Since its establishment, there’s been over 35,000 applications with 9,000 projects approved and close to a $1 billion allocated.
Most Venture Capitalists in China viewed the Innofund the same way most U.S. VC’s treat the SBIR and STTR programs – they never heard of it, or they think it takes too much time to apply for too little money. And with the same complaints; tedious, relationship driven application process, bureaucratic reporting requirements, and outcomes often measured in quantity and not quality. However, for startups who have gotten an Innofund grant, it does provide the same positive cachet as an SBIR and STTR grant – the government has reviewed your technology and thought it was worthy.

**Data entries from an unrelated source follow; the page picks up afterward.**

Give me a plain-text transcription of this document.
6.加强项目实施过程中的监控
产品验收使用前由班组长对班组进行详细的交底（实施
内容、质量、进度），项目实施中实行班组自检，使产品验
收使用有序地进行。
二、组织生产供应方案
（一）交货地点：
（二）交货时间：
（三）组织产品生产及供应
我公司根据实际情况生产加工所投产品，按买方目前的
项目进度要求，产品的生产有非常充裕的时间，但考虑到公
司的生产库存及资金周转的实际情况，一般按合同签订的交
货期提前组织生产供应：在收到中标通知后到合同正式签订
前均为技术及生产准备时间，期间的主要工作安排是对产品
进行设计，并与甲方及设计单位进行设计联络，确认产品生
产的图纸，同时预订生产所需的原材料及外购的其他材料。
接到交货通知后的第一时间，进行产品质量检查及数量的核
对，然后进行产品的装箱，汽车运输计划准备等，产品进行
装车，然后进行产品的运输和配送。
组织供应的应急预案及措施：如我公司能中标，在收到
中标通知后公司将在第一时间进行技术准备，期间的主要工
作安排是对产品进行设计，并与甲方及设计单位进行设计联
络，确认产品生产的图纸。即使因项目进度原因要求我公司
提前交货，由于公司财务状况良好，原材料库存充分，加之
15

Venture Guiding FundIn 2007 the Ministries of Science and Finance raised the stakes to get VC’s focused on funneling more VC money into growing startups – they set up a Venture Guiding Fund. The Venture Guiding Fund invests directly into VC funds, co-invests with VC’s, and covers some VC bets. It does this with four programs: 1) A fund of funds, holding < 25% equity in VC firms, requiring only a fixed rate return; 2) the fund will co-invest with other VC firms matching up to 50% of other VC firm’s equity investment or a maximum of $500K; 3) Risk subsidies for VC firms, where the fund will be compensated for the cost and loss of VC firms which have made investments in technology-based startups; and 4) Grants for portfolio reserves, where the fund will provide grants for technology-based startups which are being incubated and coached by VC firms.